Saint Louis Art Map

Your guide to the visual arts in St. Louis.

Student Reviews: Brett Cook

Recap and Reflection of Brett Cook’s “Dialogue for Community and Soul Collaborative Aesthetics: A Dialogue about Community and Soul”
Katie Lee Salis, Washington University

On Wednesday, March 19th, at the Mildred Lane Kemper Art Museum at Washington University, a wide-eyed, scruffy-bearded young man stood in the front of a large lecture hall and asked his audience to breathe with him. “In and out, in and out, in and out,” artist Brett Cook directed his eclectic audience of Washington University art students, professors and fans.  Cook, an unabashed teacher, activist, thinker, motivational speaker, photographer, artist, and self-proclaimed icon, discussed the importance of his “unique” and “groundbreaking” artistic endeavors.  Cook is the type of artist who believes that the process is more important than the product; the art is in the collaboration, the community and soul of the project, not in the painting or photograph itself.  His ideas are interesting and borderline inspiring, but his recent art seems forced and tired.

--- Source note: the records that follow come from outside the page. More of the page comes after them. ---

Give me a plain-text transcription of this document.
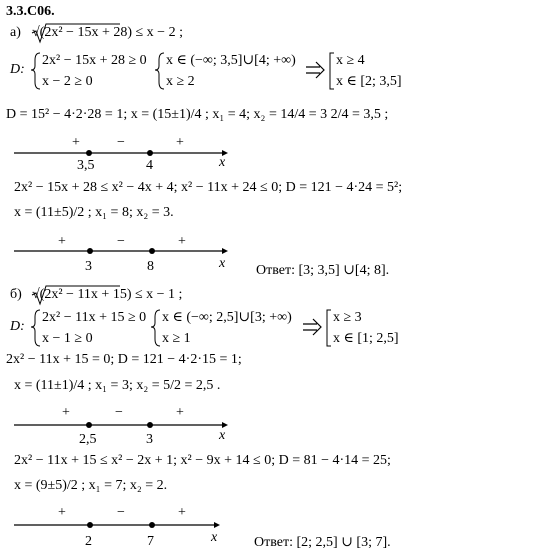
3.3.C06.
а) √(2x² − 15x + 28) ≤ x − 2 ;
D:
2x² − 15x + 28 ≥ 0
x − 2 ≥ 0
x ∈ (−∞; 3,5]∪[4; +∞)
x ≥ 2
x ≥ 4
x ∈ [2; 3,5]
D = 15² − 4·2·28 = 1; x = (15±1)/4 ; x₁ = 4; x₂ = 14/4 = 3 2/4 = 3,5 ;
+	−	+
3,5	4	x
2x² − 15x + 28 ≤ x² − 4x + 4; x² − 11x + 24 ≤ 0; D = 121 − 4·24 = 5²;
x = (11±5)/2 ; x₁ = 8; x₂ = 3.
+	−	+
3	8	x Ответ: [3; 3,5] ∪[4; 8].
б) √(2x² − 11x + 15) ≤ x − 1 ;
D:
2x² − 11x + 15 ≥ 0
x − 1 ≥ 0
x ∈ (−∞; 2,5]∪[3; +∞)
x ≥ 1
x ≥ 3
x ∈ [1; 2,5]
2x² − 11x + 15 = 0; D = 121 − 4·2·15 = 1;
x = (11±1)/4 ; x₁ = 3; x₂ = 5/2 = 2,5 .
+	−	+
2,5	3	x
2x² − 11x + 15 ≤ x² − 2x + 1; x² − 9x + 14 ≤ 0; D = 81 − 4·14 = 25;
x = (9±5)/2 ; x₁ = 7; x₂ = 2.
+	−	+
2	7	x	Ответ: [2; 2,5] ∪ [3; 7].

Cook began as a graffiti artist in San Francisco and produced evocative and meaningful pieces with his spray can in the dark of night. He grew into an art student at the University of California at Berkeley who took his large scale, socially conscious paintings inside and experimented with technique and subject. Cook showed slides of innovative, irreverent and important pieces he was rightfully proud of although made a point to never sign. His evolving art was exciting, different, and filled with potential, but not for long.  If you would like to take a look at some of Cook’s art, you can find it on his website.

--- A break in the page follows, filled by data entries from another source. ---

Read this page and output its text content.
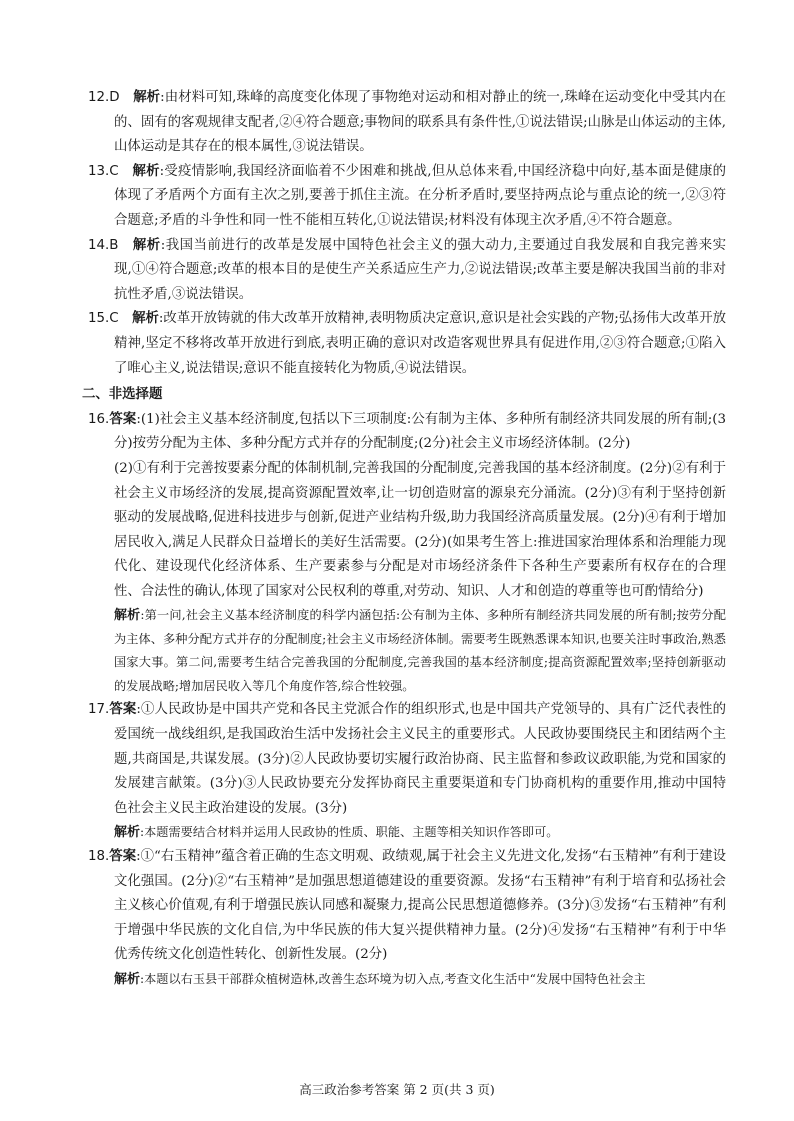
12.D　 解析:由材料可知,珠峰的高度变化体现了事物绝对运动和相对静止的统一,珠峰在运动变化中受其内在的、固有的客观规律支配者,②④符合题意;事物间的联系具有条件性,①说法错误;山脉是山体运动的主体,山体运动是其存在的根本属性,③说法错误。

13.C　 解析:受疫情影响,我国经济面临着不少困难和挑战,但从总体来看,中国经济稳中向好,基本面是健康的体现了矛盾两个方面有主次之别,要善于抓住主流。在分析矛盾时,要坚持两点论与重点论的统一,②③符合题意;矛盾的斗争性和同一性不能相互转化,①说法错误;材料没有体现主次矛盾,④不符合题意。

14.B　 解析:我国当前进行的改革是发展中国特色社会主义的强大动力,主要通过自我发展和自我完善来实现,①④符合题意;改革的根本目的是使生产关系适应生产力,②说法错误;改革主要是解决我国当前的非对抗性矛盾,③说法错误。

15.C　 解析:改革开放铸就的伟大改革开放精神,表明物质决定意识,意识是社会实践的产物;弘扬伟大改革开放精神,坚定不移将改革开放进行到底,表明正确的意识对改造客观世界具有促进作用,②③符合题意;①陷入了唯心主义,说法错误;意识不能直接转化为物质,④说法错误。

二、非选择题

16.答案:(1)社会主义基本经济制度,包括以下三项制度:公有制为主体、多种所有制经济共同发展的所有制;(3分)按劳分配为主体、多种分配方式并存的分配制度;(2分)社会主义市场经济体制。(2分)

(2)①有利于完善按要素分配的体制机制,完善我国的分配制度,完善我国的基本经济制度。(2分)②有利于社会主义市场经济的发展,提高资源配置效率,让一切创造财富的源泉充分涌流。(2分)③有利于坚持创新驱动的发展战略,促进科技进步与创新,促进产业结构升级,助力我国经济高质量发展。(2分)④有利于增加居民收入,满足人民群众日益增长的美好生活需要。(2分)(如果考生答上:推进国家治理体系和治理能力现代化、建设现代化经济体系、生产要素参与分配是对市场经济条件下各种生产要素所有权存在的合理性、合法性的确认,体现了国家对公民权利的尊重,对劳动、知识、人才和创造的尊重等也可酌情给分)

解析:第一问,社会主义基本经济制度的科学内涵包括:公有制为主体、多种所有制经济共同发展的所有制;按劳分配为主体、多种分配方式并存的分配制度;社会主义市场经济体制。需要考生既熟悉课本知识,也要关注时事政治,熟悉国家大事。第二问,需要考生结合完善我国的分配制度,完善我国的基本经济制度;提高资源配置效率;坚持创新驱动的发展战略;增加居民收入等几个角度作答,综合性较强。

17.答案:①人民政协是中国共产党和各民主党派合作的组织形式,也是中国共产党领导的、具有广泛代表性的爱国统一战线组织,是我国政治生活中发扬社会主义民主的重要形式。人民政协要围绕民主和团结两个主题,共商国是,共谋发展。(3分)②人民政协要切实履行政治协商、民主监督和参政议政职能,为党和国家的发展建言献策。(3分)③人民政协要充分发挥协商民主重要渠道和专门协商机构的重要作用,推动中国特色社会主义民主政治建设的发展。(3分)

解析:本题需要结合材料并运用人民政协的性质、职能、主题等相关知识作答即可。

18.答案:①“右玉精神”蕴含着正确的生态文明观、政绩观,属于社会主义先进文化,发扬“右玉精神”有利于建设文化强国。(2分)②“右玉精神”是加强思想道德建设的重要资源。发扬“右玉精神”有利于培育和弘扬社会主义核心价值观,有利于增强民族认同感和凝聚力,提高公民思想道德修养。(3分)③发扬“右玉精神”有利于增强中华民族的文化自信,为中华民族的伟大复兴提供精神力量。(2分)④发扬“右玉精神”有利于中华优秀传统文化创造性转化、创新性发展。(2分)

解析:本题以右玉县干部群众植树造林,改善生态环境为切入点,考查文化生活中“发展中国特色社会主

高三政治参考答案 第 2 页(共 3 页)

It must have been the years of experience teaching in various public schools, but Cook articulately explained that he began to look at his art as a vehicle for education, for bringing people together, and for building communities.  As I would explain it, he began to take his already meaningful art and sacrificed the visual quality for the trite and hackneyed “sentimental” process behind it. Creating projects such as “block-parties” on the streets of Harlem in which residents were able to color in connect-the-dot images of their neighbors and listen to the latest hip-hop music was interesting and fun but not life-changing, as he often claimed it was.  Cook’s stories about making friends with those he has worked with and bringing communities together for a day were touching and heart-warming to say the least, but his purpose morphed from artist to ethnographer; Cook spent time writing essays and giving speeches about his experiences, explaining how certain communities worked and how individuals could relate to each other through these projects.

Today, it seems as if Cook has executed all of the collaborative projects he could possibly think of and is recycling some old ones. The artwork produced through these projects appears commercial, forced and unoriginal.  He even noted, in a brief question-answer period at the end of his preachy speech, that he does not simply paint when he feels like it anymore, or go to a community where he feels he is needed, he waits for someone to ask him to grace them with his presence; he waits for someone to come up with an idea bud so that he can bring his special magic formula and help it to grow.  I believe that Cook’s name-recognition and growing fame ended up acting as a detriment to the quality of his work.  He became so contented with the attention he was receiving that he stopped creating unique works.  If Cook didn’t settle on this artistic equation, he might be still creating inspiring pieces and contributing, in a very meaningful way, to the world of contemporary art.